Dump tree value to file.

Arguments:
  • t (_TreeType): Tree value object.

  • file: Target dump file.

  • compress: Compress object, may be compression function, tuple of functions or module (compress and decompress required).

dumps

treevalue.tree.tree.dumps(t: _TreeType, compress=None) → bytes[source]
Overview:

Dump tree value to file.

Arguments:
  • t (_TreeType): Tree value object.

  • compress: Compress object, may be compression function, tuple of functions or module (compress and decompress required).

Returns:
  • data (bytes): Dumped binary data.

load

treevalue.tree.tree.load(file, type_: Type[_TreeType] = <class 'treevalue.tree.tree.tree.TreeValue'>, decompress: Optional[Callable] = None) → _TreeType[source]
Overview:

Load tree value object from file.

Arguments:
  • file: Original file.

  • type_ (Type[_TreeType]): Type of tree value, default is TreeValue.
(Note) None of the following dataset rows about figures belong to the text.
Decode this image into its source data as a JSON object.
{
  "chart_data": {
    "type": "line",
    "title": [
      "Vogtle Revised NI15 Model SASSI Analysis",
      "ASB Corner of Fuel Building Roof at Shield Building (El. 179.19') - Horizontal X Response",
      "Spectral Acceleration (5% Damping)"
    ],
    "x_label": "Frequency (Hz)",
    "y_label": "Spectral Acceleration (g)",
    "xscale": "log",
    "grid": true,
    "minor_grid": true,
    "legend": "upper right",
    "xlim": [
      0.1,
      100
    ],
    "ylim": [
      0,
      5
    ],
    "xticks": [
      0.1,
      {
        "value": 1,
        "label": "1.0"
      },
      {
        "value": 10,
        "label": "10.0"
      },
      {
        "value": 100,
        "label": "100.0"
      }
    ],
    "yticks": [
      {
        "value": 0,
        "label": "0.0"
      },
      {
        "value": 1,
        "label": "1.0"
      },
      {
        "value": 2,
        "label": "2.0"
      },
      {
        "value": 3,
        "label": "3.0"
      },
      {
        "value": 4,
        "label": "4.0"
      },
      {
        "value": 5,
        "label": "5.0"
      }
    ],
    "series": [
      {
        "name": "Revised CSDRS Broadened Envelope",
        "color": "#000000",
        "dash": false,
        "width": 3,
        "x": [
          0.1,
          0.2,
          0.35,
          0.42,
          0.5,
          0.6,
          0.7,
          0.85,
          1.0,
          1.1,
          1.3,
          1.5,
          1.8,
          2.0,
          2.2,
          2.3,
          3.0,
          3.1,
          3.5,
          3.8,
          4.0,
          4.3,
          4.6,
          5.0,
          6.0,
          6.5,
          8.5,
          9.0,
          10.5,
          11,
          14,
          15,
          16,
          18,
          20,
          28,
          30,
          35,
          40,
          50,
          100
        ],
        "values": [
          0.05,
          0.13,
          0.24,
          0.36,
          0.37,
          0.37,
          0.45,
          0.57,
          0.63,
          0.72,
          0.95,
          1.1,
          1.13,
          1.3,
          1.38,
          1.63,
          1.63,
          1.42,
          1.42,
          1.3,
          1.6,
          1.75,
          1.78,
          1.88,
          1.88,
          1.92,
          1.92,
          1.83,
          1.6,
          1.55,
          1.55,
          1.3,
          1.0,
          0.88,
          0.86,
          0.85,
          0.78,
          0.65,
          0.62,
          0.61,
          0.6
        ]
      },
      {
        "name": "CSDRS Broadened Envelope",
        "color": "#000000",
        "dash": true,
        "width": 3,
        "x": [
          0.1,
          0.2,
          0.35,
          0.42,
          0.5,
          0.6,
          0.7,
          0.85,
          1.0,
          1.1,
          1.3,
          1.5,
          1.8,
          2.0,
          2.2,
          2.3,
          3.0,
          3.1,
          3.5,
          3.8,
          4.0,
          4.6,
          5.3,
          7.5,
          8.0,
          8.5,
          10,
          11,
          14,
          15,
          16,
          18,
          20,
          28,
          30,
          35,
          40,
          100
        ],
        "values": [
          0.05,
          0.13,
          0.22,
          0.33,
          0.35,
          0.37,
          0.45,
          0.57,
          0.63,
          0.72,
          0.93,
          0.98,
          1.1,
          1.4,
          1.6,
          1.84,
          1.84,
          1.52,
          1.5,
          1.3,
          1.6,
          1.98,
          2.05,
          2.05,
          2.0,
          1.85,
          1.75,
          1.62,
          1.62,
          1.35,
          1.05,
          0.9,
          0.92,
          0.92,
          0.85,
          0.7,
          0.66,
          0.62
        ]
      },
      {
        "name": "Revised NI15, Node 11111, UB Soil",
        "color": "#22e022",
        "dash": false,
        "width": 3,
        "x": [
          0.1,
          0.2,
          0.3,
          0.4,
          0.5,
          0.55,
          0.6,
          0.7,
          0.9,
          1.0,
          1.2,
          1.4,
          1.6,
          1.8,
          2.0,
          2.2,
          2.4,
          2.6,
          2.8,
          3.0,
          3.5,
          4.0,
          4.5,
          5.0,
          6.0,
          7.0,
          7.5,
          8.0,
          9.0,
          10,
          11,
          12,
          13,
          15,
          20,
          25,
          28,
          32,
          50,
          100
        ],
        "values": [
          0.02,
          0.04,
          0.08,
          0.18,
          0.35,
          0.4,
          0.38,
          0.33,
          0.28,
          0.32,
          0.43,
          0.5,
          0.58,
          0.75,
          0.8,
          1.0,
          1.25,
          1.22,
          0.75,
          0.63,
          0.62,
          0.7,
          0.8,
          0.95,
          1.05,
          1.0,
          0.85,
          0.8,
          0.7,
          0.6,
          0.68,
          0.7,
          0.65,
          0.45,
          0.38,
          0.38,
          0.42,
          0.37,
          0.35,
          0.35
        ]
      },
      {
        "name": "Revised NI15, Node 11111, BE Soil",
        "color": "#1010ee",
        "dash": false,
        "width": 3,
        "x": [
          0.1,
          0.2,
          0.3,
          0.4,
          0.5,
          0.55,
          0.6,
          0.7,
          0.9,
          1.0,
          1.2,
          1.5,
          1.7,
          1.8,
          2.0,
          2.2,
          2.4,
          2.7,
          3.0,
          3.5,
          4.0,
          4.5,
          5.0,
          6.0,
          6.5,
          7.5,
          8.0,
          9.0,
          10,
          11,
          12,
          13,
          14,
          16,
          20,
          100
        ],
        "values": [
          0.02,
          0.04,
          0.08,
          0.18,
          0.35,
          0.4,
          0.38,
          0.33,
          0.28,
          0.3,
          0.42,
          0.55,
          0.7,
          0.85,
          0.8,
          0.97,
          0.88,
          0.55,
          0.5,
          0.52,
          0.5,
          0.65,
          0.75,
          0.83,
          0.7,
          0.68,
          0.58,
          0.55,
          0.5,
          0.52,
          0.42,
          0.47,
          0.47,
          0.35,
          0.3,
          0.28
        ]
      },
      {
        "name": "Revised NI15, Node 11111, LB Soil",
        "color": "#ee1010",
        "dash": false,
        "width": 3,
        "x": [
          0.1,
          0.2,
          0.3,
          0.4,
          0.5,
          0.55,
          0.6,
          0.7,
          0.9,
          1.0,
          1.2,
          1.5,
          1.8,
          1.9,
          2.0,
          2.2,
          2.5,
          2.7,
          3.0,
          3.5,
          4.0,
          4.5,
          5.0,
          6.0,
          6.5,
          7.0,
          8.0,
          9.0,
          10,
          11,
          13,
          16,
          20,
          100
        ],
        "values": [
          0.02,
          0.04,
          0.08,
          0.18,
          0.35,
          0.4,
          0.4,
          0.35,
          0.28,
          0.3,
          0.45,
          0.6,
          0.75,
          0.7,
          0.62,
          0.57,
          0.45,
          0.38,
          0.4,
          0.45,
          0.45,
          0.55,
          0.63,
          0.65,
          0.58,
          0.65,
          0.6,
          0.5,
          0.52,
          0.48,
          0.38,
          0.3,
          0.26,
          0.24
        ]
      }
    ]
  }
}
  • decompress (Optional[Callable]): Decompress function, default is None which means do not do any decompression.

Returns:
  • tree (_TreeType): Tree value object.

loads

treevalue.tree.tree.loads(data: Union[bytes, bytearray], type_: Optional[Type[_TreeType]] = <class 'treevalue.tree.tree.tree.TreeValue'>, decompress: Optional[Callable] = None) → _TreeType[source]
Overview:

Load tree value object from file.

Arguments:
  • data (Union[bytes, bytearray]): Binary data.

  • type_ (Type[_TreeType]): Type of tree value, default is TreeValue.

  • decompress (Optional[Callable]): Decompress function, default is None which means do not do any decompression.

Returns:
  • tree (_TreeType): Tree value object.

register_dict_type

treevalue.tree.tree.register_dict_type(type_, f_items)
Overview:

Register dict-like type for TreeValue.

Parameters:
  • type – Type to register.

  • f_items – Function to get items, the format should be like dict.items.

Note

If torch detected, the torch.nn.ModuleDict is registered by default.